A 30.5 g sample of an alloy at 94.0°C is placed into 48.7 g water at 20.3°C in an insulated coffee cup. The heat capacity of the coffee cup (without the water) is 9.2 J/K. If the final temperature of the system is 31.1°C, what is the specific heat capacity of the alloy? (c of water is 4.184 J/g×K)

Question

A 30.5 g sample of an alloy at 94.0°C is placed into 48.7 g water at 20.3°C in an insulated coffee cup. The heat capacity of the coffee cup (without the water) is 9.2 J/K. If the final temperature of the system is 31.1°C, what is the specific heat capacity of the alloy? (c of water is 4.184 J/g×K)

Answer 1

[mass alloy x specific heat alloy x (Tfinal-Tinitial)] + [(calorimeter constant x (Tfinal-Tinitial)] = 0

Answer 2

(30.5)(X)(10.8)+(?)(10.8)=0

What number goes in the calorimeter constant ?

Answer 3

9.2 J/K = heat capacity of the coffee cup.

Answer 4

It's still not giving me the right answer. I'm pulling in the numbers, and doing the equation right. But, it keeps telling me, I am wrong.

Answer 5

I didn't include the water and should have done so.

(mass water x specific heat water x (Tfinal-Tinitial)) + (mass alloy x specific heat alloy x (Tfinal-Tinitial)) + Ccal(Tfinal-Tinitial) = 0

Answer 6

so, what is the t final- t initial for ccal?

Answer 7

To find the specific heat capacity of the alloy, we can use the principle of heat transfer. The heat gained by the alloy and the water should be equal to the heat lost by the coffee cup.

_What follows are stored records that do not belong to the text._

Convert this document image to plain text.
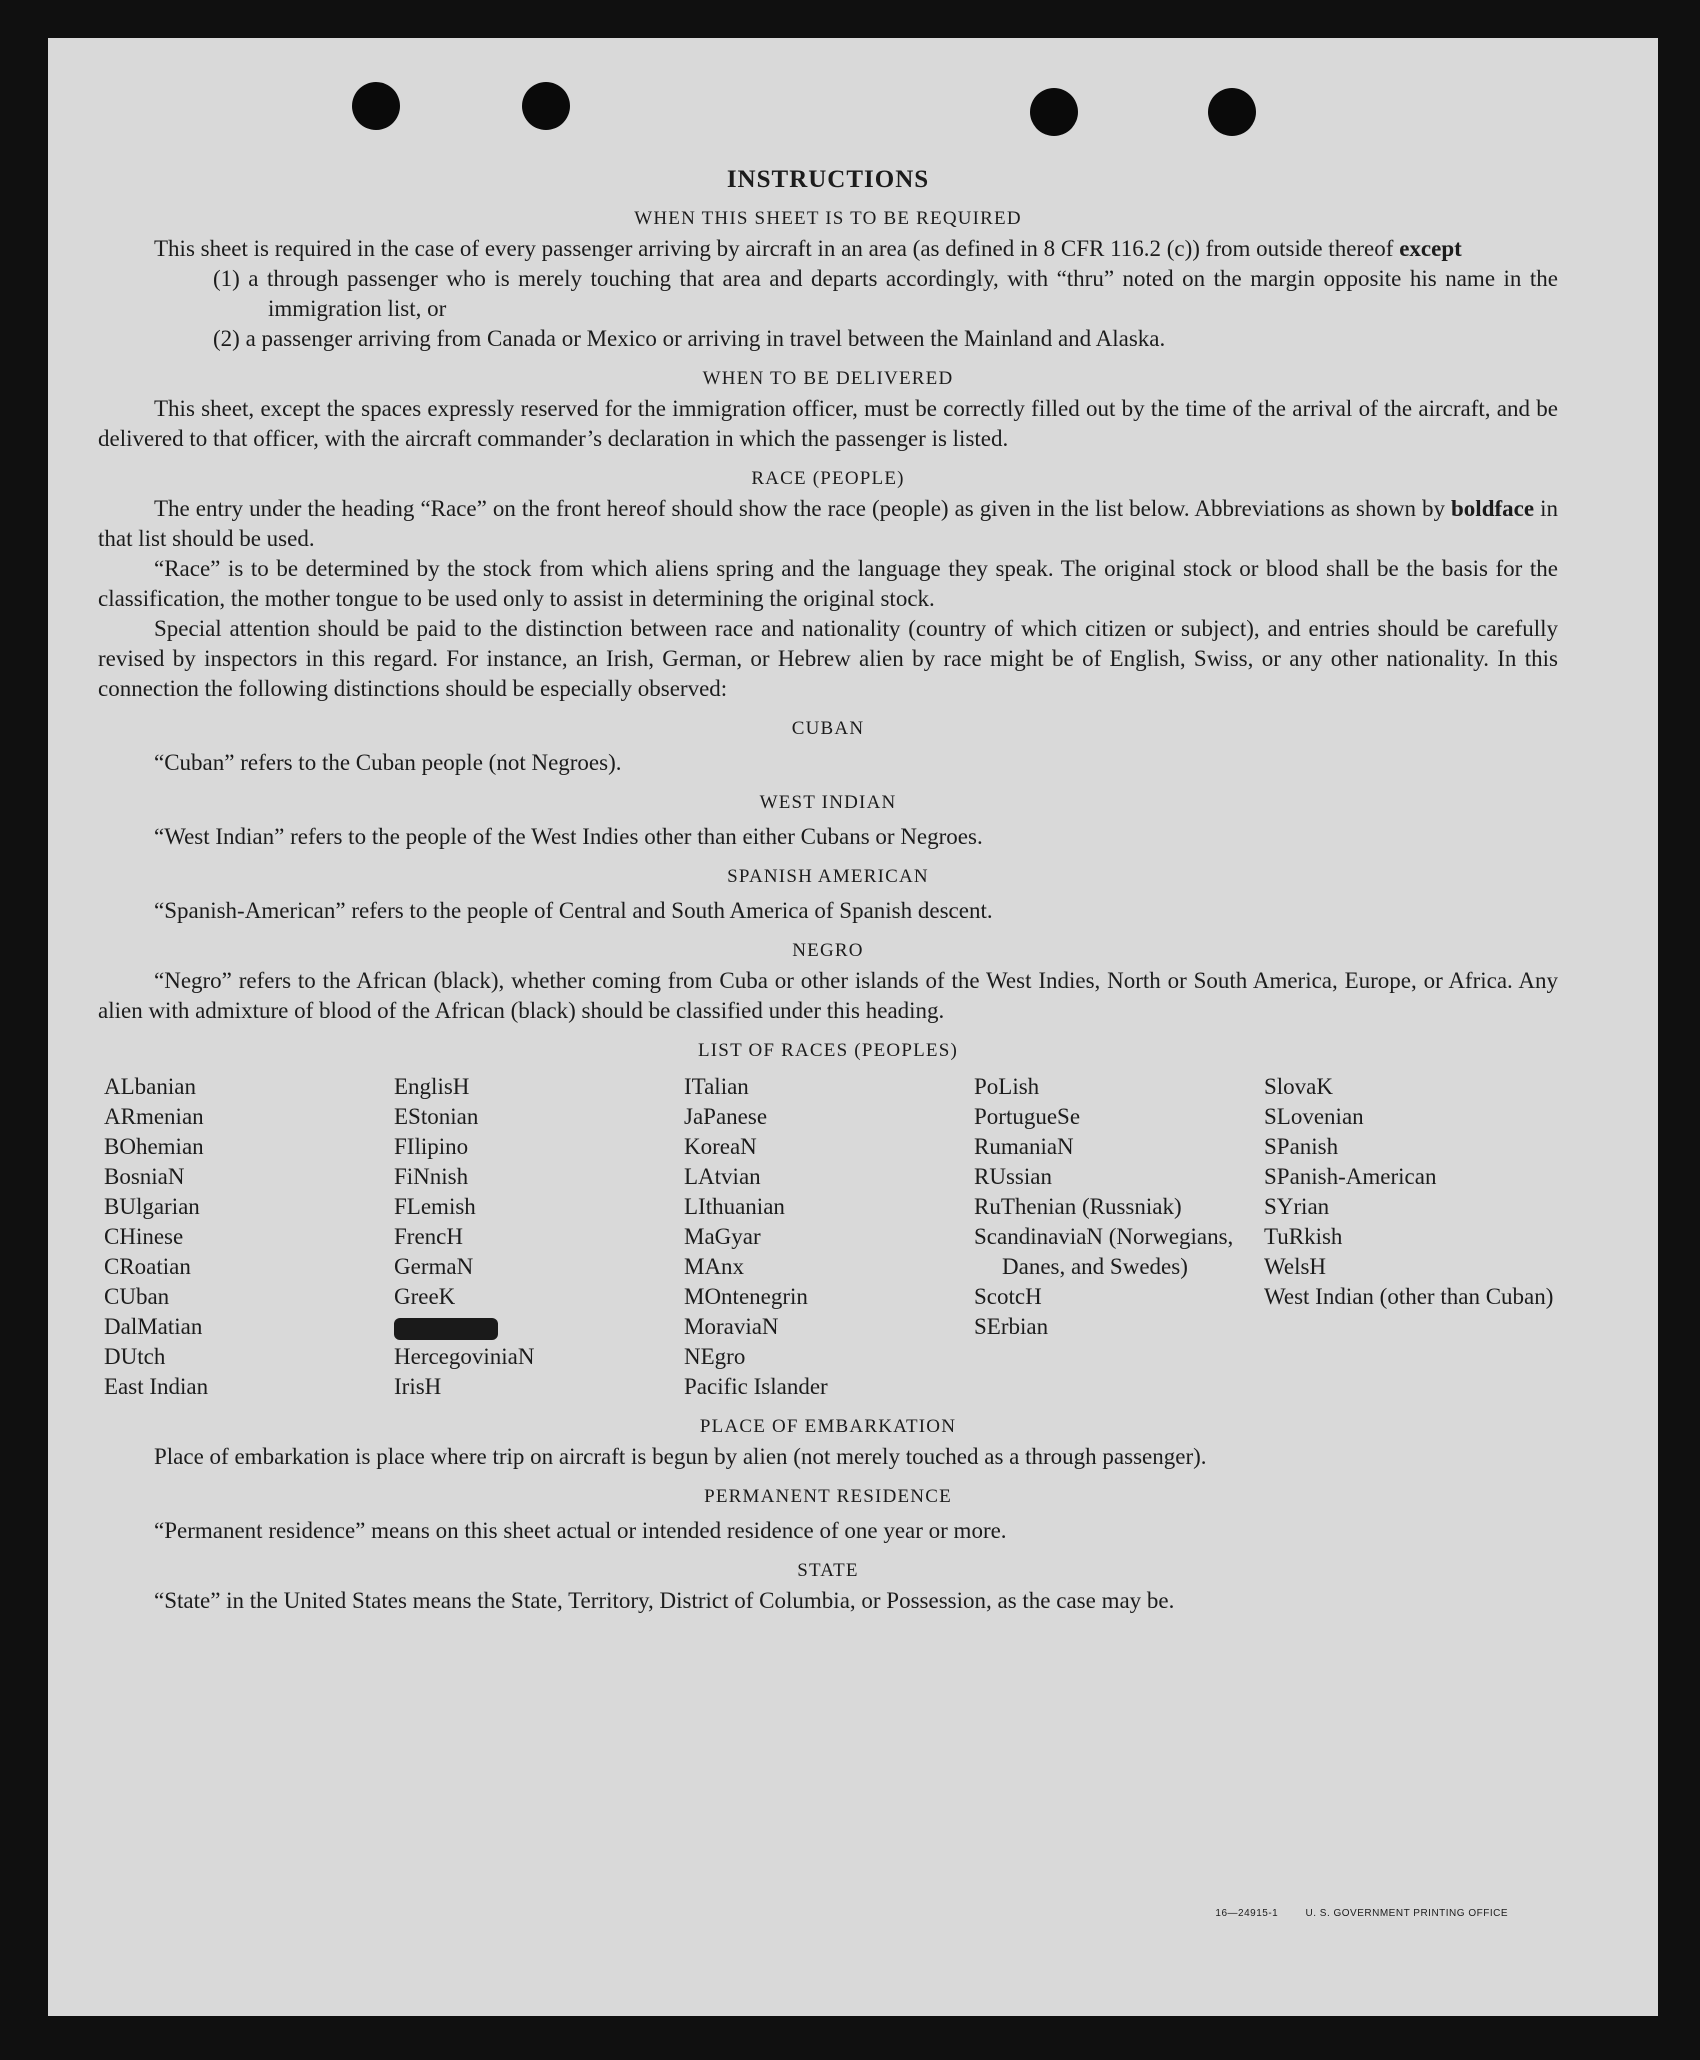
INSTRUCTIONS
WHEN THIS SHEET IS TO BE REQUIRED

This sheet is required in the case of every passenger arriving by aircraft in an area (as defined in 8 CFR 116.2 (c)) from outside thereof except

(1) a through passenger who is merely touching that area and departs accordingly, with “thru” noted on the margin opposite his name in the immigration list, or

(2) a passenger arriving from Canada or Mexico or arriving in travel between the Mainland and Alaska.

WHEN TO BE DELIVERED

This sheet, except the spaces expressly reserved for the immigration officer, must be correctly filled out by the time of the arrival of the aircraft, and be delivered to that officer, with the aircraft commander’s declaration in which the passenger is listed.

RACE (PEOPLE)

The entry under the heading “Race” on the front hereof should show the race (people) as given in the list below. Abbreviations as shown by boldface in that list should be used.

“Race” is to be determined by the stock from which aliens spring and the language they speak. The original stock or blood shall be the basis for the classification, the mother tongue to be used only to assist in determining the original stock.

Special attention should be paid to the distinction between race and nationality (country of which citizen or subject), and entries should be carefully revised by inspectors in this regard. For instance, an Irish, German, or Hebrew alien by race might be of English, Swiss, or any other nationality. In this connection the following distinctions should be especially observed:

CUBAN

“Cuban” refers to the Cuban people (not Negroes).

WEST INDIAN

“West Indian” refers to the people of the West Indies other than either Cubans or Negroes.

SPANISH AMERICAN

“Spanish-American” refers to the people of Central and South America of Spanish descent.

NEGRO

“Negro” refers to the African (black), whether coming from Cuba or other islands of the West Indies, North or South America, Europe, or Africa. Any alien with admixture of blood of the African (black) should be classified under this heading.

LIST OF RACES (PEOPLES)
ALbanian
ARmenian
BOhemian
BosniaN
BUlgarian
CHinese
CRoatian
CUban
DalMatian
DUtch
East Indian
EnglisH
EStonian
FIlipino
FiNnish
FLemish
FrencH
GermaN
GreeK
HercegoviniaN
IrisH
ITalian
JaPanese
KoreaN
LAtvian
LIthuanian
MaGyar
MAnx
MOntenegrin
MoraviaN
NEgro
Pacific Islander
PoLish
PortugueSe
RumaniaN
RUssian
RuThenian (Russniak)
ScandinaviaN (Norwegians, Danes, and Swedes)
ScotcH
SErbian
SlovaK
SLovenian
SPanish
SPanish-American
SYrian
TuRkish
WelsH
West Indian (other than Cuban)
PLACE OF EMBARKATION

Place of embarkation is place where trip on aircraft is begun by alien (not merely touched as a through passenger).

PERMANENT RESIDENCE

“Permanent residence” means on this sheet actual or intended residence of one year or more.

STATE

“State” in the United States means the State, Territory, District of Columbia, or Possession, as the case may be.

16—24915-1	U. S. GOVERNMENT PRINTING OFFICE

The heat gained by the alloy can be calculated using the formula:

Q_alloy = m_alloy * c_alloy * ΔT_alloy

Where:
Q_alloy is the heat gained by the alloy
m_alloy is the mass of the alloy (30.5 g)
c_alloy is the specific heat capacity of the alloy (unknown)
ΔT_alloy is the change in temperature of the alloy (final temperature - initial temperature)

The heat gained by the water can be calculated using the formula:

Q_water = m_water * c_water * ΔT_water

Where:
Q_water is the heat gained by the water
m_water is the mass of the water (48.7 g)
c_water is the specific heat capacity of water (4.184 J/g×K)
ΔT_water is the change in temperature of the water (final temperature - initial temperature)

Since the coffee cup is insulated, it does not gain or lose any heat, so the heat lost by the cup is zero:

Q_cup = 0

The total heat gained is equal to the total heat lost:

Q_alloy + Q_water = Q_cup

Substituting the formulas and values:

m_alloy * c_alloy * ΔT_alloy + m_water * c_water * ΔT_water = 0

We are given the values for m_alloy (30.5 g), m_water (48.7 g), ΔT_water (31.1°C - 20.3°C), c_water (4.184 J/g×K), and ΔT_alloy as the final temperature (31.1°C) minus the initial temperature (94.0°C).

Using this equation, we can solve for c_alloy:

c_alloy = - (m_water * c_water * ΔT_water) / (m_alloy * ΔT_alloy)

Plugging in the values and calculating:

c_alloy = - (48.7 g * 4.184 J/g×K * (31.1°C - 20.3°C)) / (30.5 g * (31.1°C - 94.0°C))

c_alloy = - (48.7 g * 4.184 J/g×K * 10.8°C) / (30.5 g * (-62.9°C))

c_alloy = - (217.201 J * °C) / (-1941.45 J)

c_alloy = 0.1118 J/°C

Therefore, the specific heat capacity of the alloy is approximately 0.1118 J/°C.